Well, we here at MTV News are certainly excited that “New Moon” has been green-lit: Without the “Twilight” sequel, there would be a big hole in our lives around here, so as an editor, I’m happy. But as a Twilighter? I’m apprehensive.
I’ve been an irrationally enthusiastic “Twilight” fan since April. And in the months since the books and pre-movie hype became a full-fledged pop-culture phenomenon, thus open to full-fledged criticism, I’ve been a “Twilight” apologist — defending the series in spite of its flaws. And when bad reviews of the movie started coming in, I braced myself for the fight.
Sadly, there was no fight in me when the credits rolled. Instead, I cried out to anyone who would listen all the ways that this could have been the movie I’d waited so long to see. But rather than launch into my own critique (and seriously, I could go scene-by-scene), I’m going to concentrate on the next film, which still has a chance to be great. Catherine Hardwicke and company, here’s my wish list for “New Moon”:
1) Go back to the books and re-examine what makes us fall in love with Edward and Bella, as much as what makes them fall in love with each other. Yes, their story overflows with gooey melodrama, but there’s also a healthy serving of sarcasm and light-hearted banter, which is when the readers can actually see themselves in the characters. Before you jump into those “I can’t live without you” scenes, give us a little bit of Edward reading her friends’ minds to eavesdrop on her clumsiness. You did it right in that scene when they arrive at school together and she says that everyone’s looking at them. “Not that guy,” he offers, and then has to retract. We really needed more of that before the meadow scene. You’ll have a chance to do this in the beginning of “New Moon,” before the birthday party turns into a disaster. And when Edward leaves, the audience will be counting on some cuteness from Jacob and Mike to keep us all from jumping off a cliff.

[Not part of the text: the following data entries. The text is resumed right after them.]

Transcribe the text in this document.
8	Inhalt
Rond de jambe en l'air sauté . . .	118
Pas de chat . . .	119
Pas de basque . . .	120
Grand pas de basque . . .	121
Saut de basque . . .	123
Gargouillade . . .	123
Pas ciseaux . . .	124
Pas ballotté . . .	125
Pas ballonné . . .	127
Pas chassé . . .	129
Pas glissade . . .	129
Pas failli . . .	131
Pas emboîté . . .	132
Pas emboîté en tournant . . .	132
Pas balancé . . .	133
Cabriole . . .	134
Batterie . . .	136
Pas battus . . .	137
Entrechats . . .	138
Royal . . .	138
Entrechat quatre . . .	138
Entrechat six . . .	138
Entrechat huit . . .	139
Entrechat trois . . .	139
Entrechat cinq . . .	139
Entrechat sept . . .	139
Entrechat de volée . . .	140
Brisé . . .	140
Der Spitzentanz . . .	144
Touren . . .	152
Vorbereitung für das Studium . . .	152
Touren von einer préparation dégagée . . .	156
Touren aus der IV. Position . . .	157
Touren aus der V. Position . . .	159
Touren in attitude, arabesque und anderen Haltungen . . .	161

2) Beef up the roles of the other Cullens. Without backstory, they all seem like pretty, flat background characters. Those black-and-white, costume flashbacks were cool. More, please. Especially when you illustrate Carlisle’s wild days with the Volturi.
3) Cut back on the special effects, a lot. If vampires move too fast for humans to see, then why would we even have seen those cheesy blurs? All of that worked way better in our imaginations, and maybe it should stay that way. I’d rather see them appear out of thin air, than whoosh around like characters in a Sci Fi Channel movie. And whatever you did to make Edward sparkle was so unlike the rest of the movie, it took me completely out of the story and made me laugh. Everything else about the aesthetic of “Twilight” was beautiful, and I’m ready to book a vacation to the Pacific Northwest right now. I realize the werewolves pose a big problem, and you run the risk of them looking either like Falkor or something out of “Episode I.” Please, I beg you, use real wolves!
4) Nix the ’80s electric guitar solos in the score. (See above, re: Sci Fi Channel.)
5) Let Kristen Stewart do her thing. There were moments in “Twilight” that really reminded me of the gritty, natural teen angst of “Thirteen” — the actors had room to breathe and act like real people, with real problems. I was in tears when Bella told Charlie she was leaving Forks for good. In “New Moon,” Bella’s depression can be Kristen’s chance to shine as an actress, so don’t muck it up with layers of dramatic music. While you’re at it, for the Volturi, let’s get some good character actors who won’t ham it up like cartoon vampires. More Gary Oldman than Tom Cruise, if you will.
6) OK, this is reverting to the gripe list I said I wouldn’t write, but can you also do away with the silly crouching pose the vampires do before they fight? What is that about? These are graceful killing machines. Not little kids pretending to be lions.
Now it’s your turn, Twilighters. What’s on your “New Moon” wish list?